In this guide we compare LLMs answers at summarizing text.

Environment setup

In this guide, we use the OpenAI API and the Cohere API

pip install openai cohere
export OPENAI_API_KEY="sk-..."
export COHERE_API_KEY="..."

Data preparation

We load a publically available congressional bill summarization dataset from HuggingFace.

import pandas as pd
from datasets import load_dataset
billsum = load_dataset("billsum", split="ca_test")
billsum_df = pd.DataFrame(billsum).sample(10, random_state=278487)

LLM response generation

We use OpenAI and Cohere to generate summaries of these bills:

from langchain.llms import OpenAI, Cohere
from langchain.chains import LLMChain
from langchain.prompts import PromptTemplate

gpt3 = OpenAI(temperature=0.0, max_tokens=100)
command = Cohere(temperature=0.0, max_tokens=100)

prompt_template = PromptTemplate(
	input_variables=["text"],
	template="""
	You are an expert summarizer of text. A good summary 
	captures the most important information in the text and doesnt focus too much on small details.
	Text: {text}
	Summary:
	"""
)

gpt3_chain = LLMChain(llm=gpt3, prompt=prompt_template)
command_chain = LLMChain(llm=command, prompt=prompt_template)

# generate summaries with truncated text
gpt3_summaries = [gpt3_chain.run(bill[:3000]) for bill in billsum_df.text]
command_summaries = [command_chain.run(bill[:3000]) for bill in billsum_df.text]

Create test suite

For this test suite, we want to compare gpt-3 against command.
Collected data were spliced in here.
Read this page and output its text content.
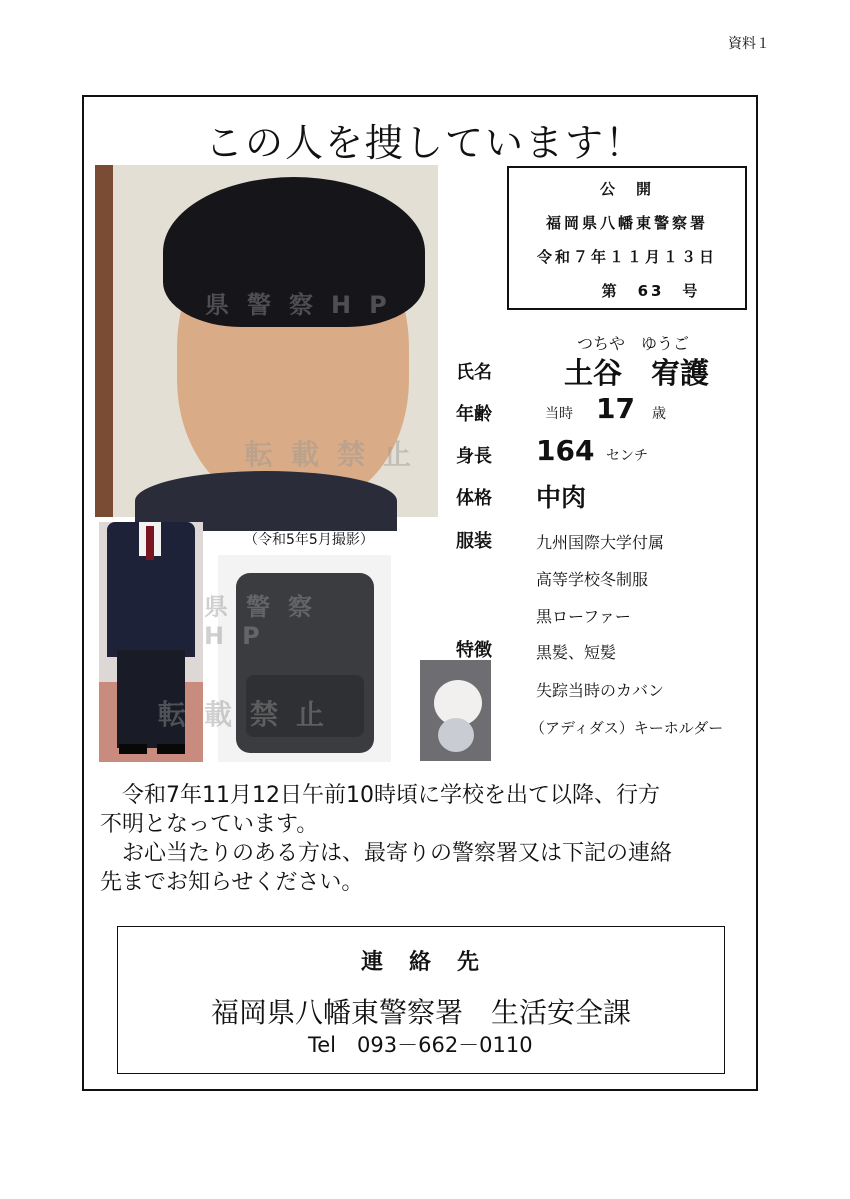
資料１
この人を捜しています！
公　開
福岡県八幡東警察署
令和７年１１月１３日
第　63　号
県警察HP
転載禁止
（令和5年5月撮影）
県警察HP
転載禁止
つちや　ゆうご
氏名 土谷　宥護
年齢	当時 17 歳
身長 164 センチ
体格 中肉
服装	九州国際大学付属
高等学校冬制服
黒ローファー
特徴	黒髪、短髪
失踪当時のカバン
（アディダス）キーホルダー
令和7年11月12日午前10時頃に学校を出て以降、行方
不明となっています。
お心当たりのある方は、最寄りの警察署又は下記の連絡
先までお知らせください。
連　絡　先
福岡県八幡東警察署　生活安全課
Tel　093－662－0110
We will use the SummaryQuality scoring metric to A/B test each set of candidate responses against the reference summaries from the dataset

from arthur_bench.run.testsuite import TestSuite
my_suite = TestSuite(
	"congressional_bills", 
	"summary_quality", 
	input_text_list=list(billsum_df.text),
	reference_output_list=list(billsum_df.summary)
)

Run test suite

my_suite.run("gpt3_summaries", candidate_output_list=gpt3_summaries)
my_suite.run("command_summaries", candidate_output_list=command_summaries)

View results

Run bench from your command line to visualize the run results comparing the different temperature settings.